We moved from a small first-pass set to a larger, deduplicated, caption-complete dataset. The source pool had 577 gallery images, but the final trainable round-two archive intentionally kept only high-quality unique image-caption pairs.
Final dataset used for training: 465 png + 465 txt. This run increases capacity (rank 32) and extends the schedule (6500 steps) to improve identity consistency across harder prompts.
Model + dataset repo: jpfraneto/anky-flux-lora-v2
Final dataset archive:
training-data/final-training-dataset-for-round-two.tar.gz
Training outputs:
training-runs/anky_flux_lora_v2/weights/anky_flux_lora_v2.safetensors,
training-runs/anky_flux_lora_v2/samples/...,
training-runs/anky_flux_lora_v2/meta/....
The run started on a fresh RunPod pod with RTX PRO 6000 (96GB), 188GB RAM. Initial setup stalled due to a host-level pod issue and an interrupted virtualenv bootstrap. After moving to a clean pod and repairing the environment, training proceeded normally.
Effective schedule: baseline sample generation, latent caching at 512/768/1024 buckets, then full 6500-step optimization with checkpoint/sample saves every 500 steps.
1) CUDA kernel mismatch on Blackwell GPUs. The default torch build (2.5.1+cu124) failed with no kernel image is available for execution on the device. Fix: reinstall torch/vision/audio using cu128 wheels.
2) Dataset extraction shape mismatch. Archive extracted under final-training-dataset-for-round-two/, while scripts expected /workspace/dataset. Fix: move/auto-detect dataset folder in bootstrap flow.
3) Broken venv after interrupted setup. Missing /workspace/venv/bin/activate. Fix: recreate venv before re-running setup.
Final weight + recent checkpoints are published. The canonical production weight for inference is:
training-runs/anky_flux_lora_v2/weights/anky_flux_lora_v2.safetensors.

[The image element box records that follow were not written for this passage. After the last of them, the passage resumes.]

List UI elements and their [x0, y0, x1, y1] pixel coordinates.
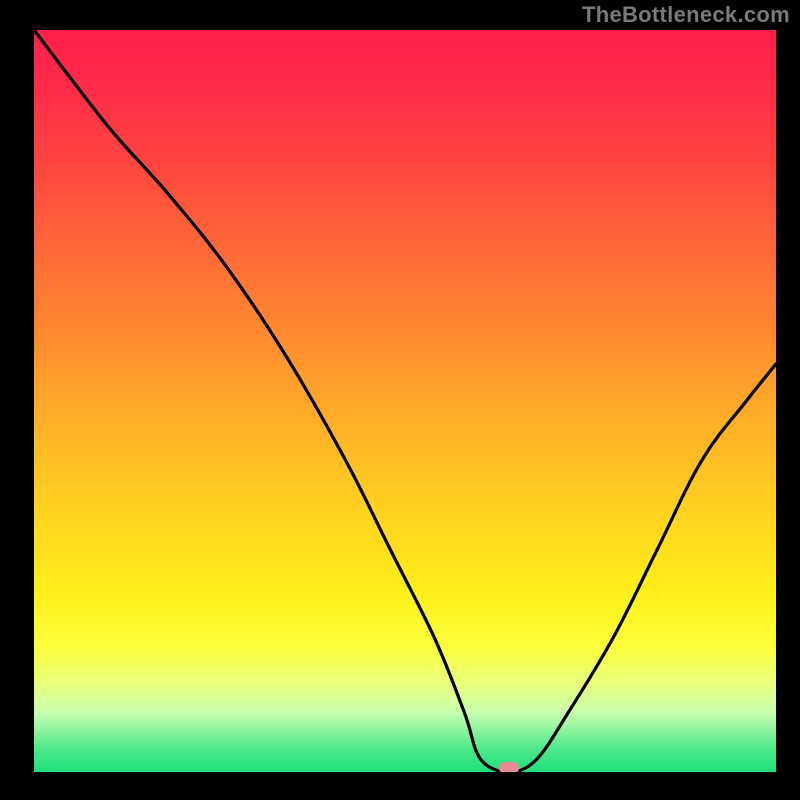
watermark-text: TheBottleneck.com [582, 2, 790, 28]
bottleneck-curve [34, 30, 776, 772]
plot-area [34, 30, 776, 772]
chart-frame: TheBottleneck.com [0, 0, 800, 800]
optimal-marker [499, 762, 519, 772]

Samples for each checkpoint band are published under:
training-runs/anky_flux_lora_v2/samples/.
Reproducibility logs/config/env snapshots are under:
training-runs/anky_flux_lora_v2/meta/.
The /generate Flux path now prefers the run-002 LoRA (anky_flux_lora_v2.safetensors) on ComfyUI (GPU0), with fallback to the prior LoRA filename if v2 is unavailable. Ollama remains isolated on GPU1.
This keeps inference fast and production-safe while preserving backward compatibility.
Priority upgrades: add a held-out validation prompt set, score identity drift per checkpoint, and gate final export on objective + human review instead of fixed step count only.
Operationally, the run is now one-shot reproducible: dataset URL + bootstrap + upload + metadata are all documented and scriptable.